Auch die Inszenierung: Sie war unspektakulär, harmlos, auch das Bühnenbild. Keine/r der SchauspielerInnen war, fand ich, besonders hervorstechend. Ihre Rollen hatten aber auch keinerlei besondere Prägnanz, keine Entwicklungslinien, keine Brüche. Es hätte um Soziales gehen können, um Amokläufe, um heutige Ichbezogenheiten, um die Medienwelt, die Arbeitswelt. Aber es wurde alles nur gestreift. Also ich weiß nicht. Im Programmheft zum Stück kommen einige interessante Aspekte zur Sprache. Auf der Bühne aber verflachte es. Da passt es, dass Donald Trump jetzt – nach dem Attentat in einer texanischen Kirche – von „Problemen mit geistiger Gesundheit“ faselt. Anstatt einmal auf die gesellschaftlichen Gründe zu schauen. Alles hätte im Stück viel viel desolater gezeigt werden müssen!
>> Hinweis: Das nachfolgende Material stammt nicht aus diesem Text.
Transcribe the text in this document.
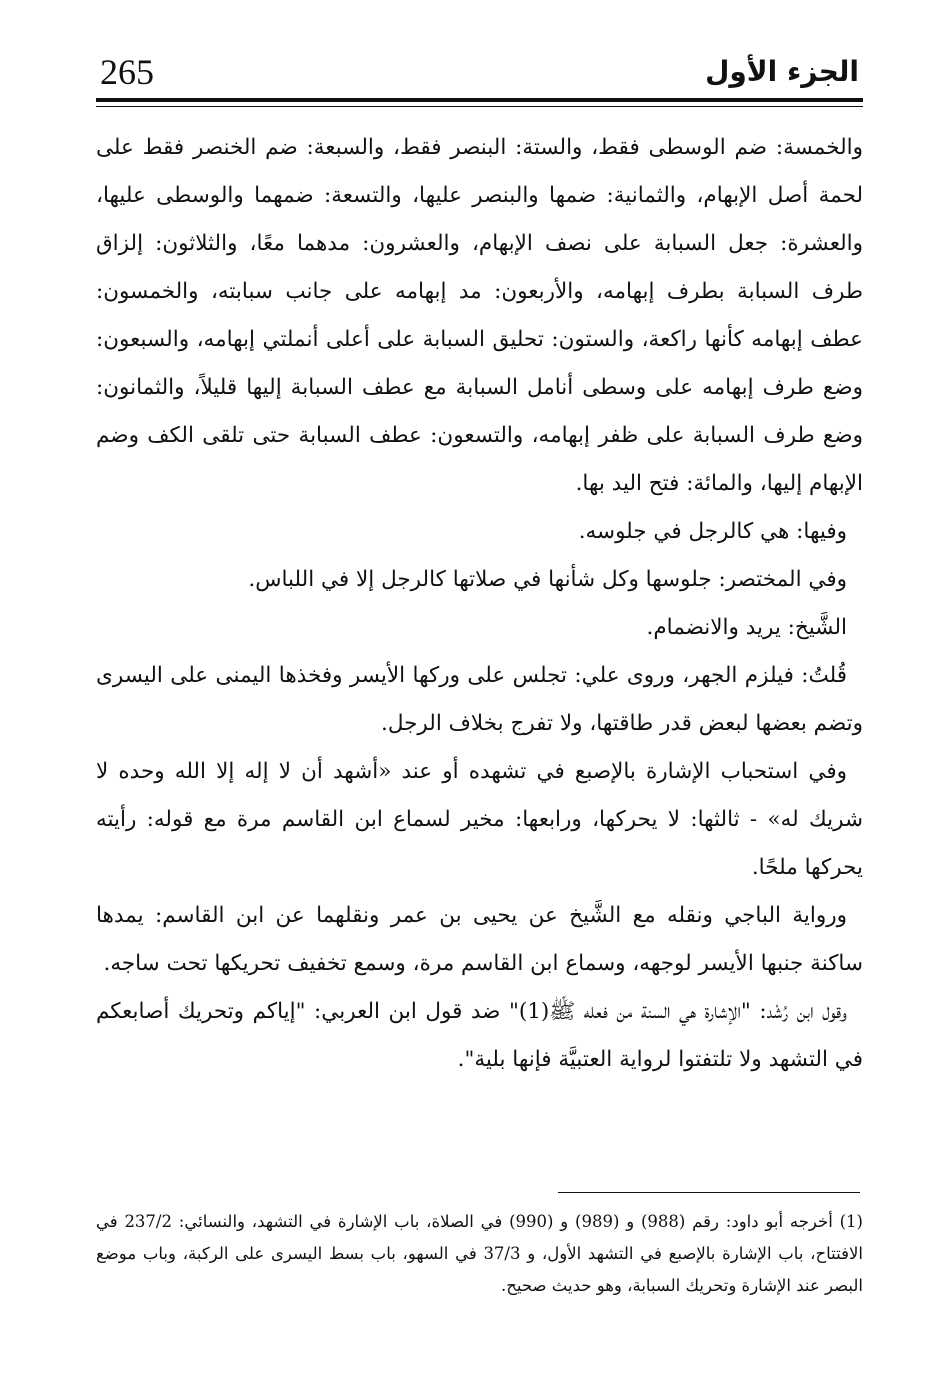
265	الجزء الأول

والخمسة: ضم الوسطى فقط، والستة: البنصر فقط، والسبعة: ضم الخنصر فقط على لحمة أصل الإبهام، والثمانية: ضمها والبنصر عليها، والتسعة: ضمهما والوسطى عليها، والعشرة: جعل السبابة على نصف الإبهام، والعشرون: مدهما معًا، والثلاثون: إلزاق طرف السبابة بطرف إبهامه، والأربعون: مد إبهامه على جانب سبابته، والخمسون: عطف إبهامه كأنها راكعة، والستون: تحليق السبابة على أعلى أنملتي إبهامه، والسبعون: وضع طرف إبهامه على وسطى أنامل السبابة مع عطف السبابة إليها قليلاً، والثمانون: وضع طرف السبابة على ظفر إبهامه، والتسعون: عطف السبابة حتى تلقى الكف وضم الإبهام إليها، والمائة: فتح اليد بها.

وفيها: هي كالرجل في جلوسه.

وفي المختصر: جلوسها وكل شأنها في صلاتها كالرجل إلا في اللباس.

الشَّيخ: يريد والانضمام.

قُلتُ: فيلزم الجهر، وروى علي: تجلس على وركها الأيسر وفخذها اليمنى على اليسرى وتضم بعضها لبعض قدر طاقتها، ولا تفرج بخلاف الرجل.

وفي استحباب الإشارة بالإصبع في تشهده أو عند «أشهد أن لا إله إلا الله وحده لا شريك له» - ثالثها: لا يحركها، ورابعها: مخير لسماع ابن القاسم مرة مع قوله: رأيته يحركها ملحًا.

ورواية الباجي ونقله مع الشَّيخ عن يحيى بن عمر ونقلهما عن ابن القاسم: يمدها ساكنة جنبها الأيسر لوجهه، وسماع ابن القاسم مرة، وسمع تخفيف تحريكها تحت ساجه.

وقول ابن رُشْد: "الإشارة هي السنة من فعله ﷺ(1)" ضد قول ابن العربي: "إياكم وتحريك أصابعكم في التشهد ولا تلتفتوا لرواية العتبيَّة فإنها بلية".

(1) أخرجه أبو داود: رقم (988) و (989) و (990) في الصلاة، باب الإشارة في التشهد، والنسائي: 237/2 في الافتتاح، باب الإشارة بالإصبع في التشهد الأول، و 37/3 في السهو، باب بسط اليسرى على الركبة، وباب موضع البصر عند الإشارة وتحريك السبابة، وهو حديث صحيح.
Da finde ich das politische Theater von MILO RAU interessanter, auch wenn der das Publikum geradezu quält. An äußerste Grenzen geht. Aber unsere Grenzen sind selbstgemacht und daher immer diskussionswürdig! Der hochaktive und engagierte Milo Rau ist übrigens als Nächstes am 19. November mit seinem Dokumentarfilm „Das Kongo Tribunal“ und einem anschließenden Symposium (HIER der link) zu Gast am Residenztheater. Zwei Jahre nach den tatsächlichen Anhörungen und nur wenige Tage nach seinem Kinostart am 16. November. Ist zwar ausverkauft, aber vielleicht gibt es Restkarten.